An article with the data added instils more trust and that's been proved to increase citations of your work
It helps in giving evidence if you become involved in a legal process.

What support does the Library offer? Does it reduce the researcher’s work?

Anne-Marie: “If we reduce a researcher’s work is still difficult to say. Archiving research material does, of course, cost the researcher time. We email or call back and forth because we need specific information. A ‘Read me’ text has to be put together on research data. And the methods used have to be written down. Frits: “This extra time investment depends, of course, on the extent to which the data is already described. For example, how are the columns in an Excel file defined? Does the dataset contain field-specific terms and if so, are these explained somewhere? Do the data contain a lot of 'non-information' etc.?"

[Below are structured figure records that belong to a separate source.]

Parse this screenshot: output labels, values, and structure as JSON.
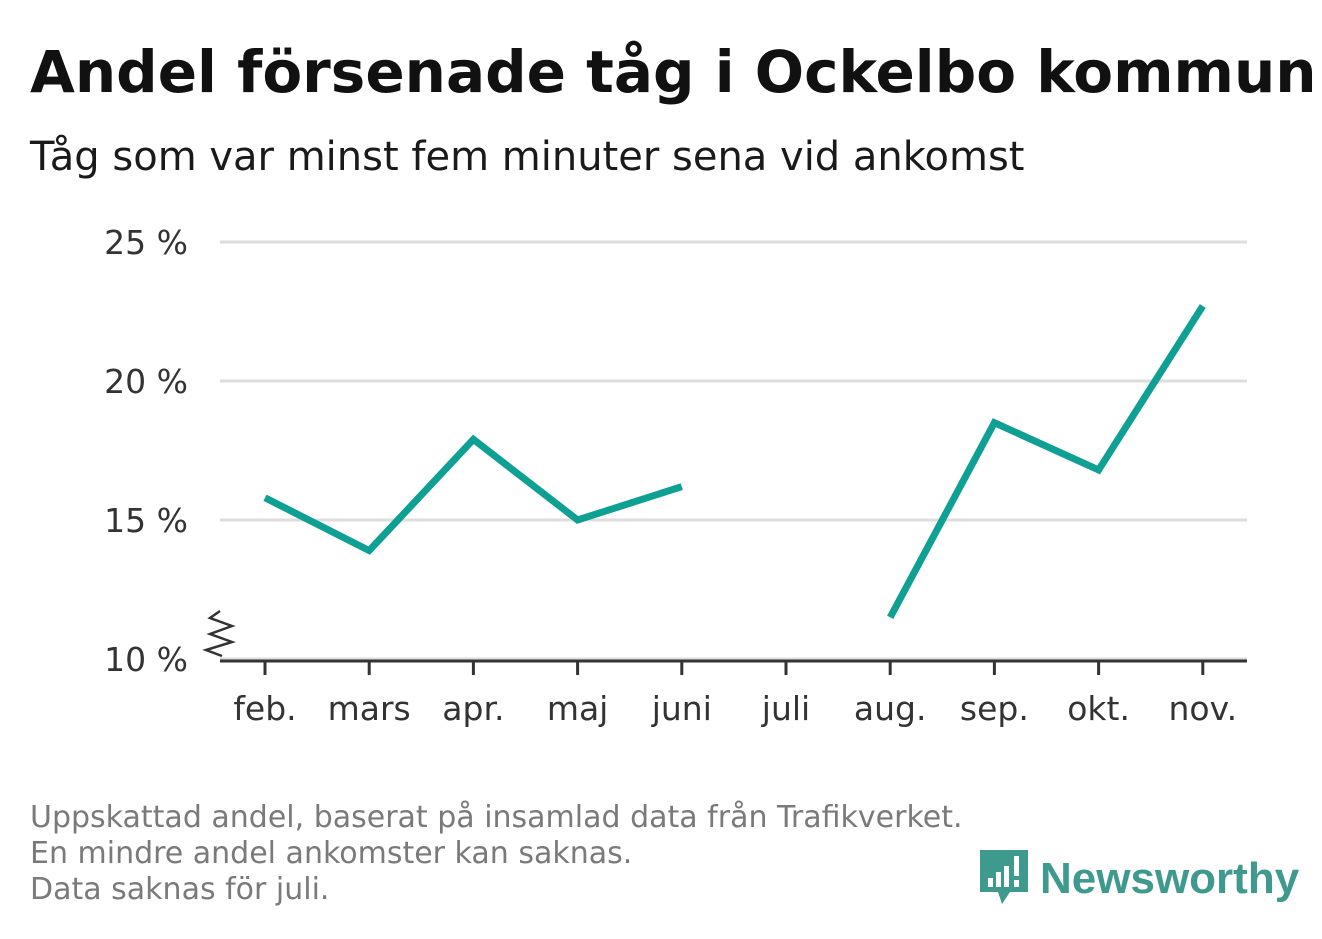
{
  "title": "Andel försenade tåg i Ockelbo kommun",
  "subtitle": "Tåg som var minst fem minuter sena vid ankomst",
  "footnote": {
    "line1": "Uppskattad andel, baserat på insamlad data från Trafikverket. En mindre andel ankomster kan saknas.",
    "line2": "Data saknas för juli."
  },
  "logo": {
    "name": "Newsworthy",
    "color": "#3f9a8e"
  },
  "colors": {
    "line": "#0ea093",
    "grid": "#dddddd",
    "axis": "#333333",
    "tick_text": "#333333"
  },
  "chart_data": {
    "type": "line",
    "categories": [
      "feb.",
      "mars",
      "apr.",
      "maj",
      "juni",
      "juli",
      "aug.",
      "sep.",
      "okt.",
      "nov."
    ],
    "series": [
      {
        "values": [
          15.8,
          13.9,
          17.9,
          15.0,
          16.2,
          null,
          11.5,
          18.5,
          16.8,
          22.7
        ]
      }
    ],
    "ylim": [
      10,
      25
    ],
    "yticks": [
      10,
      15,
      20,
      25
    ],
    "ytick_labels": [
      "10 %",
      "15 %",
      "20 %",
      "25 %"
    ],
    "axis_break": true,
    "grid": true,
    "xlabel": "",
    "ylabel": ""
  }
}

What does data archiving entail?

Frits has experience with depositing datasets in the Library: “I’ve written a paper on processing images to recognize a certain type of weed. Then I offered the accompanying data, the images that I had on my computer, to the Library in a zip file and now those images are in the E-depot. It wasn’t a lot of work because all the accompanying information was already nicely detailed in the article. The publisher’s website now has a link next to my article, a link that goes to the visual material in the E-depot. For another article on extra fertilization of potatoes, I placed the data as a text dump in the E-depot before the article was published. Because I did this, the E-depot link could immediately be attached to the article, and the link is now not only on the publisher's website but also in the printed version of my article. You help yourself by saving material this way: I still use these data, and because I've properly archived them, I can always access them.
Anne-Marie adds: The E-depot does now have data sets, but they won't stay there! We are working on sustainably archiving datasets , accompanied by a 'read me file' and a 'methodology file' in national archives like DANS (Data Archiving and Network Services) and 3TU Datacenter Delft. The data has to remain available over the long term. That’s why the data are converted into sustainable formats before they are sent to the national archives. The formats are independent of specific versions of software. After the datasets are checked by DANS or 3TU Datacenter employees, they are published. The persistent link received from the archive centre is then the only thing that is stored in the E-depot. We use this link in our systems (Staff Publications and E-depot). This entire process costs time, but it can't be done at the expense of the time dedicated to publishing. If researchers want to refer in an article to the data, then the E-depot link can be created and given to the author before the paper is published.

How to retrieve my material?

In the registration system Metis and in the database Staff Publications, you can find a compound document. The article and its datasets have been combined. However, the individual dataset is also visible in the publication list. From Staff Publications, the information on datasets also goes to other places like the national system Narcis but also to Google and Google Scholar.

And, if I don’t want to make my data publicly accessible?

Frits: “Of course, there are reasons not to place datasets in the public domain. Because you still want to use your data in your research or because you don’t want to show your data to the competition. In this case, you can place your datasets under embargo. Once you've done this, then people who want to access the data will have to contact you to get access. You determine who sees your data!”

In your opinion, what do you need for good data archiving?

Considering their experience with archiving 'old' datasets, Frits and Anne-Marie have clear thoughts on this: “At the start of your research, think about what data you’re going to collect and draw up a plan. It’s called data management planning. Along with the Wageningen Graduate Schools, the Library organizes courses on data management planning. The courses also offer practical tips on archiving your data. Following these tips, makes reusing data and the data archiving process easier!"